Marian me regarda avec surprise :

– Comment pourrait-elle être plus solide, Walter ?

– Je vous le dirai, répondis-je, au moment opportun, encore que ce moment ne puisse jamais arriver. De toute façon, il faut attendre. Mais il est un sujet plus actuel. Vous n’avez pas parlé à Laura de la mort de son mari, n’est-ce pas ?

– Oh ! Walter, nous ne lui en parlerons pas avant longtemps, je suppose…

– Erreur, Marian ! Mieux vaut lui dire la vérité dès maintenant que de risquer qu’elle l’apprenne par hasard un jour ou l’autre. Commencez doucement, ne lui donnez aucun détail, mais dites-lui que sir Percival est mort.

– Vous avez une autre raison encore, Walter, pour désirer qu’elle apprenne la mort de son mari !

– C’est vrai, Marian.

– Une raison intimement liée à ce dont vous ne me parlerez qu’au moment opportun ?

Je lui répondis encore par l’affirmative. Elle pâlit en me regardant tristement. Ses lèvres tremblaient.

– Je crois que je comprends, Walter, murmura-t-elle. Il faut que je lui dise la vérité, et pour elle et pour vous.

Elle soupira profondément, me serra la main, puis quitta la chambre.

Le lendemain, Laura savait qu’elle était libre et que plus rien ne la rattachait à son horrible passé. Marian et moi l’entourâmes de plus de tendresse et de soins que jamais, et le nom de sir Percival ne fut plus prononcé entre nous.

Je repris mon travail avec acharnement.
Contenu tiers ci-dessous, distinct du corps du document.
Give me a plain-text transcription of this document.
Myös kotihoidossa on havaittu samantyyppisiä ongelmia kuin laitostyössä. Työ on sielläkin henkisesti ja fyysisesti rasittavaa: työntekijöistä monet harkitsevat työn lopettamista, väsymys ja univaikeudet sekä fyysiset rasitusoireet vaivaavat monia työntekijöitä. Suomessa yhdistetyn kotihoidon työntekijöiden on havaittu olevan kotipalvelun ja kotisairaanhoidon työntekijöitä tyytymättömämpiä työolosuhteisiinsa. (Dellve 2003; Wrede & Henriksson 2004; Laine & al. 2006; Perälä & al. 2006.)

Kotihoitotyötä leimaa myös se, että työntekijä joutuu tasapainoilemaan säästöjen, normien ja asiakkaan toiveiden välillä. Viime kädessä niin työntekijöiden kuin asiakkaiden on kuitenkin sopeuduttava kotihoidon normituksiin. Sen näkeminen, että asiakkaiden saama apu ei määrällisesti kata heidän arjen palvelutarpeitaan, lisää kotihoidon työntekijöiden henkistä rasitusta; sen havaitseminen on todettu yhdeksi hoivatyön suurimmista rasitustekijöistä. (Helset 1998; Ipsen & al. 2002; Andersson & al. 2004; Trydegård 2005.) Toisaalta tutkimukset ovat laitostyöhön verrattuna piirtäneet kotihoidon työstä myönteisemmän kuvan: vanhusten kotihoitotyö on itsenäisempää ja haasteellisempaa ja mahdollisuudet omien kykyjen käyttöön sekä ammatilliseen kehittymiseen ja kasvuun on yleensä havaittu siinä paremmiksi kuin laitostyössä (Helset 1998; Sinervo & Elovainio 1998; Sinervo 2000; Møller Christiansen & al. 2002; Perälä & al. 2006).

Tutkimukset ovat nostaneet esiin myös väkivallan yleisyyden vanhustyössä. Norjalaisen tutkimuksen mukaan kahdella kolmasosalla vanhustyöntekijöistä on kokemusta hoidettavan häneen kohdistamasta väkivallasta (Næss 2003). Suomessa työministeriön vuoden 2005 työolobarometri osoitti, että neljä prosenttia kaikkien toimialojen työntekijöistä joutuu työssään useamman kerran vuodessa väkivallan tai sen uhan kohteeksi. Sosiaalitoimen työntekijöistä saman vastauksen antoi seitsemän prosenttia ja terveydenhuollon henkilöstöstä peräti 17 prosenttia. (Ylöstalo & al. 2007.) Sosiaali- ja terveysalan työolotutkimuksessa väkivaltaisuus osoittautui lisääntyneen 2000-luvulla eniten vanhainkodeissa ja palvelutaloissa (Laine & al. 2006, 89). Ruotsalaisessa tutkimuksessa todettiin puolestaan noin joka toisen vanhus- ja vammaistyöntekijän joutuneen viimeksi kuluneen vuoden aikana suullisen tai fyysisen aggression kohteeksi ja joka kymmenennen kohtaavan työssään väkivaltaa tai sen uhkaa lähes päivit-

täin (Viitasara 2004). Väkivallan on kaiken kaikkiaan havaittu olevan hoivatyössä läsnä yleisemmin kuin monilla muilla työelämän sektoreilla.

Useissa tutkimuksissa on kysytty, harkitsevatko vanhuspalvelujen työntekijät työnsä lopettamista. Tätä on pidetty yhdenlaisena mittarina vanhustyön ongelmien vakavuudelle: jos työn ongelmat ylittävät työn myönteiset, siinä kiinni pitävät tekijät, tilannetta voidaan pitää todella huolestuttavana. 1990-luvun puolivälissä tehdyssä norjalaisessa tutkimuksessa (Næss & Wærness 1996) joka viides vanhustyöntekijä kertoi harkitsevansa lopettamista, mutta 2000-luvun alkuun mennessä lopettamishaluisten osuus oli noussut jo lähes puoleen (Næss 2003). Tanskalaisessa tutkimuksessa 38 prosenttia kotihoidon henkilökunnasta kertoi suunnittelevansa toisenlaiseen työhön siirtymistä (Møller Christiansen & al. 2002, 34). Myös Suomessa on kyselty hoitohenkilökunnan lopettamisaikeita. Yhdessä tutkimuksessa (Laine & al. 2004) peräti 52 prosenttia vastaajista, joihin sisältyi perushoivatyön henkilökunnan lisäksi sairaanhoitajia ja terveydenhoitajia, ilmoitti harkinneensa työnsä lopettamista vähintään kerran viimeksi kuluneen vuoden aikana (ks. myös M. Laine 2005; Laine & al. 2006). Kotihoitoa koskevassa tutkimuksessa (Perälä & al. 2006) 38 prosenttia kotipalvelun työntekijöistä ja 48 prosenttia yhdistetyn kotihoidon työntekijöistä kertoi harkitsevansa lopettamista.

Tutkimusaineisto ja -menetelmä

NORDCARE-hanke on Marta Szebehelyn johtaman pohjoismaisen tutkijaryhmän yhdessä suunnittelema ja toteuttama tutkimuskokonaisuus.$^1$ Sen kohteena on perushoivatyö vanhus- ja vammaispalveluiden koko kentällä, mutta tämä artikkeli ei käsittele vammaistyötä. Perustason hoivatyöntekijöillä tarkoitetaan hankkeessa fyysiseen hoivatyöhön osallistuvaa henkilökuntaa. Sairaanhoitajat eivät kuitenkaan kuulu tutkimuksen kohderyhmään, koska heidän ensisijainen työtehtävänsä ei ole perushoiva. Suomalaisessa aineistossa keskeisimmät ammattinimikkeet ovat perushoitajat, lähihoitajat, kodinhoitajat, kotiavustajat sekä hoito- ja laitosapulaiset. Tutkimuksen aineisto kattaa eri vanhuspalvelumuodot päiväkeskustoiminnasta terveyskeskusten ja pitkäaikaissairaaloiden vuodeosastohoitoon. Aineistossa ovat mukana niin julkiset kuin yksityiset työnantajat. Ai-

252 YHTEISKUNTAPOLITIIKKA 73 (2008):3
Non seulement notre nouvel appartement, plus confortable que le premier, était plus coûteux aussi, mais l’avenir nous réservait peut-être des surprises qui épuiseraient notre petit capital : dans ce cas mon travail seul nous aiderait à vivre. Je devais donc chercher des occupations supplémentaires, compatibles avec mon métier.

Cependant, je continuais discrètement mes investigations. Une chose de la plus grande importance pour moi était de savoir si le comte Fosco avait l’intention de rester en Angleterre. J’appris qu’il habitait toujours St John’s Wood et venait de signer un nouveau bail de 6 mois.

Je retournai chez Mrs Cléments, comme je le lui avais promis, afin de la mettre au courant des détails de la mort et de l’enterrement d’Anne Catherick sur lesquels j’avais dû me taire, par prudence, lors de ma première visite. On devine bien ce que fut cet entretien ; mais je dirai pourtant qu’il raviva ma curiosité au sujet du père d’Anne.

Pas mal d’idées s’étaient présentées à mon esprit – idées apparemment insignifiantes, mais qui, reliées les unes aux autres, m’avaient amené à une conclusion que je désirais vérifier. J’obtins de Marian l’autorisation d’écrire en son nom au major Donthorne, à Varneck Hall, sous prétexte de demander à celui-ci quelques renseignements sur la famille de miss Halcombe. À vrai dire, au moment où j’écrivis ma lettre, j’ignorais si le major Donthorne vivait encore…

Deux jours après, j’eus la preuve qu’il vivait encore, car je reçus de lui une réponse fort aimable. Reprenant une à une les questions que je lui avais posées, il m’apprenait que feu sir Percival n’avait jamais mis les pieds à Varneck Hall, et qu’il ne le connaissait pas ; mais que feu Philip Fairlie avait été dans sa jeunesse un de ses amis intimes et un habitué de la maison. Le dernier séjour qu’il y avait fait avant son mariage datait du mois d’août 1826 ; il y resta même pour les chasses jusqu’au début d’octobre. Après quoi, il partit pour l’Écosse où il séjourna quelque temps.

D’après le récit de Mme Cléments, c’était à cette époque précisément que Mrs Catherick, encore jeune fille, se trouvait en service à Varneck Hall comme femme de chambre. Mr Philip Fairlie était notoirement connu comme étant un fort joli garçon assez léger. Anne naquit en juin 1827 et ressemblait d’une façon frappante à Laura ! La conclusion n’était pas difficile à tirer.

Un point de la lettre de Mrs Catherick prenait maintenant son entière signification, tout en me confirmant ce dont je m’étais douté. Mrs Catherick avait dit que « Mrs Fairlie était une femme fort laide qui avait réussi à se faire épouser par le plus bel homme d’Angleterre ». Assertions aussi fausses l’une que l’autre, d’ailleurs, mais qui traduisaient clairement – et d’une manière peu raffinée, certes –, la jalousie de la mère d’Anne.

Quant à Mrs Fairlie elle-même, avait-elle jamais soupçonné qui était le père de la petite fille qu’elle avait tant choyée à Limmeridge ? Que l’on se souvienne de la lettre qu’elle écrivit à cette époque à son mari – la lettre dans laquelle elle parle de la ressemblance frappante entre Laura et Anne, et de son affection pour cette dernière, et l’on se rendra compte qu’elle ignorait la vérité. On peut même se demander si Mr Philip Fairlie en savait plus que sa femme. Les circonstances dans lesquelles Mrs Catherick s’était mariée, la raison même pour laquelle elle avait accepté ce mariage, l’obligeaient à se taire, aussi bien peut-être par fierté que par prudence, même si elle avait pu correspondre avec celui dont elle attendait un enfant.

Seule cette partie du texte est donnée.